Założeniem wystawy Bunkru Sztuki, na czas remontu korzystającego z gościny Pałacu Potockich, jest nie tyle konfrontacja, ile ukazanie zawodowej działalności kompozytorskiej Krzysztofa Pendereckiego oraz prywatnej pasji w zakresie sztuki ogrodowo-parkowej w lusławickiej rezydencji jako dwóch, dopełniających się stron w gruncie rzeczy niepodzielnego aktu, a może procesu twórczego.

 

Penderecki,Luslawice 1

 

Sam Penderecki w wyświetlanym przy tej okazji filmie wyznaje, że założenie parkowe do pewnego stopnia powstaje na podobieństwo muzycznej kompozycji. A więc pojawia się zamysł całości, którego następstwem stają się wypełniające ją motywy, ich zestawianie, przetwarzanie, powracanie. Zapis wstępnego pomysłu przyszłego dzieła muzycznego przyjmował zazwyczaj formę czytelnego tylko dla samego twórcy graficznego stenogramu przyszłej kompozycji, przez autorkę filmu i kierującą Bunkrem Sztuki Marię Annę Potocką nazywanego prepartyturą.

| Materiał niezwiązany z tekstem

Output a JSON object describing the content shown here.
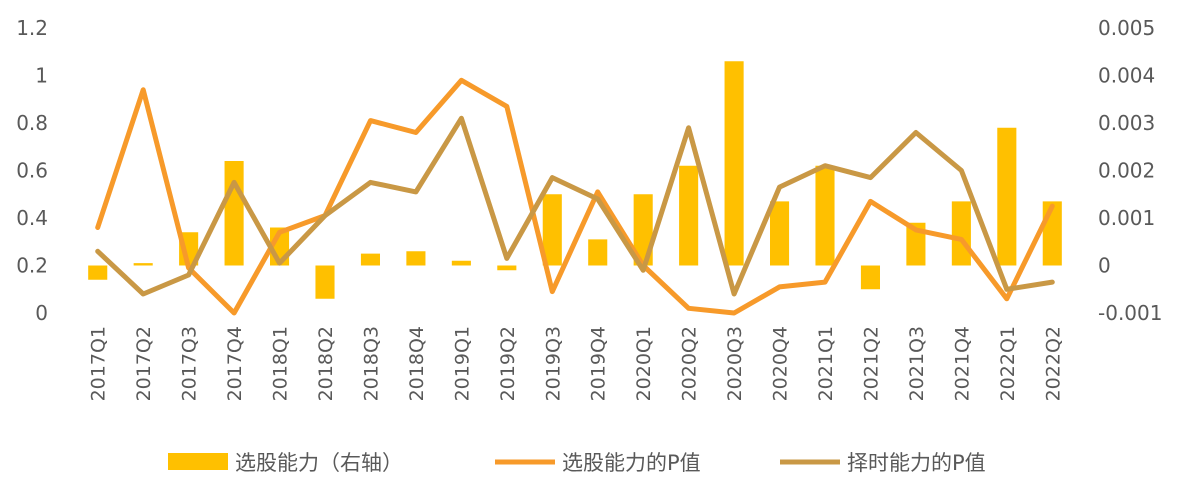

Element graficzny skądinąd przenikał często do ostatecznej redakcji partytur z lat sześćdziesiątych i odnosił się do niekonwencjonalnej artykulacji dźwięku czy kształtowania przebiegu muzycznego z zastosowaniem glissand, zaznaczanych ciągłymi liniami przebiegającymi na skroś pięciolinii, bądź zaczernionych diagramów ilustrujących klastery czyli bloki brzmieniowe.

 

Penderecki,Luslawice 2

 

Na wystawie sąsiadują one z planami urządzanego parku czy ogrodu, na przykład włoskiego, a przecież i w muzyce mamy do czynienia z licznymi określeniami w tym języku, odnoszącymi się do temp, dynamiki i sposobów wydobywania dźwięku. Wśród eksponowanych szkiców znajduje się ten do 8’37’’ (przez analogię do 4’33’’ Johna Cage’a), utworu lepiej znanego jako Tren pamięci ofiar Hiroszimy, tytułu wymyślonego ex post dla celów promocyjnych. W radiowej audycji z okazji kolejnych urodzin kompozytora o tym wspomniałem, a wtedy jeszcze o tym się nie mówiło.

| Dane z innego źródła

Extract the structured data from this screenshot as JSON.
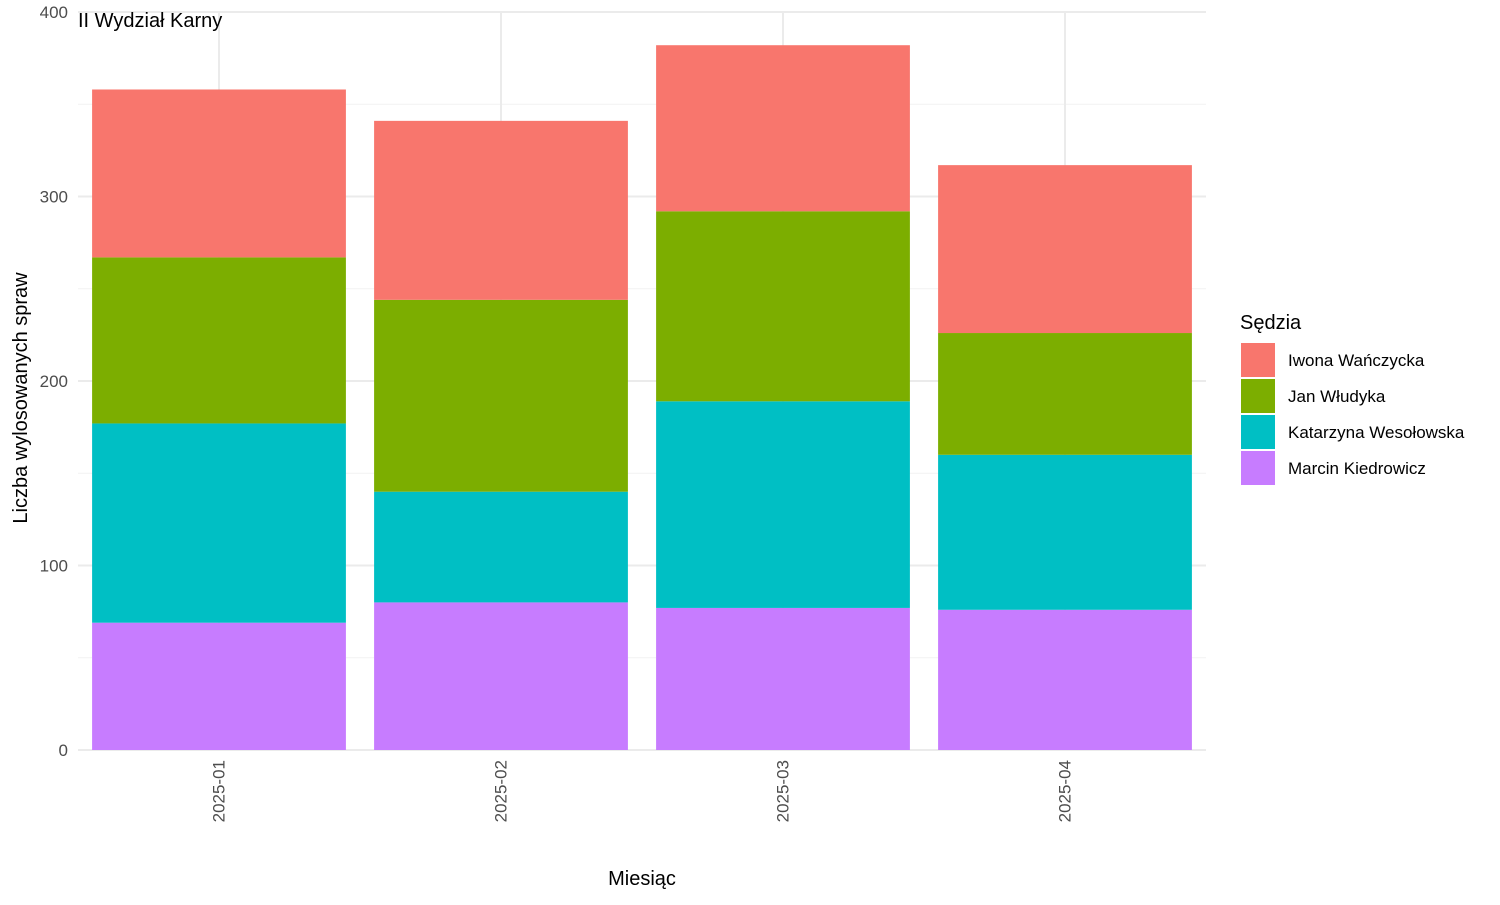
{
  "chart_data": {
    "type": "bar",
    "stacked": true,
    "title": "II Wydział Karny",
    "xlabel": "Miesiąc",
    "ylabel": "Liczba wylosowanych spraw",
    "ylim": [
      0,
      400
    ],
    "yticks": [
      0,
      100,
      200,
      300,
      400
    ],
    "grid": true,
    "legend_title": "Sędzia",
    "legend_position": "right",
    "categories": [
      "2025-01",
      "2025-02",
      "2025-03",
      "2025-04"
    ],
    "series": [
      {
        "name": "Iwona Wańczycka",
        "color": "#F8766D",
        "values": [
          91,
          97,
          90,
          91
        ]
      },
      {
        "name": "Jan Włudyka",
        "color": "#7CAE00",
        "values": [
          90,
          104,
          103,
          66
        ]
      },
      {
        "name": "Katarzyna Wesołowska",
        "color": "#00BFC4",
        "values": [
          108,
          60,
          112,
          84
        ]
      },
      {
        "name": "Marcin Kiedrowicz",
        "color": "#C77CFF",
        "values": [
          69,
          80,
          77,
          76
        ]
      }
    ]
  }
}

I po wyjściu ze studia znalazłem wiadomość, że pani Penderecka prosi o pilny telefon. Spodziewałem się reprymendy za ujawnianie nieistotnych szczegółów. Okazało się jednak, że dzwoniła pierwsza żona Barbara, za której czasów powstał ten utwór. Jak i Stabat Mater, o którym się dowiedziałem od rozmówczyni, że napisany został za jednym pociągnięciem na plaży w Jastrzębiej Górze, podczas małżeńskiej kłótni krewnych w tle, co świadczyło o umiejętności koncentracji artysty i całkowitego wyłączenia się z niekorzystnych okoliczności. Wspomina o tym i sam Penderecki we wspomnianym filmie. Zarówno te robocze szkice, jak i powstały w Lusławicach park, stanowią materialne ślady obecności artysty, upamiętniające i zapewniające mu przetrwanie na przekór śmierci.

 

Penderecki,Luslawice 3

 

Wystawa Krzysztof Penderecki. Partytura i ogród. Muzyka wobec obrazu, ogród wobec muzyki w Piwnicach Pałacu Potockich, Rynek Główny 20: 4 maja – 26 września 2021.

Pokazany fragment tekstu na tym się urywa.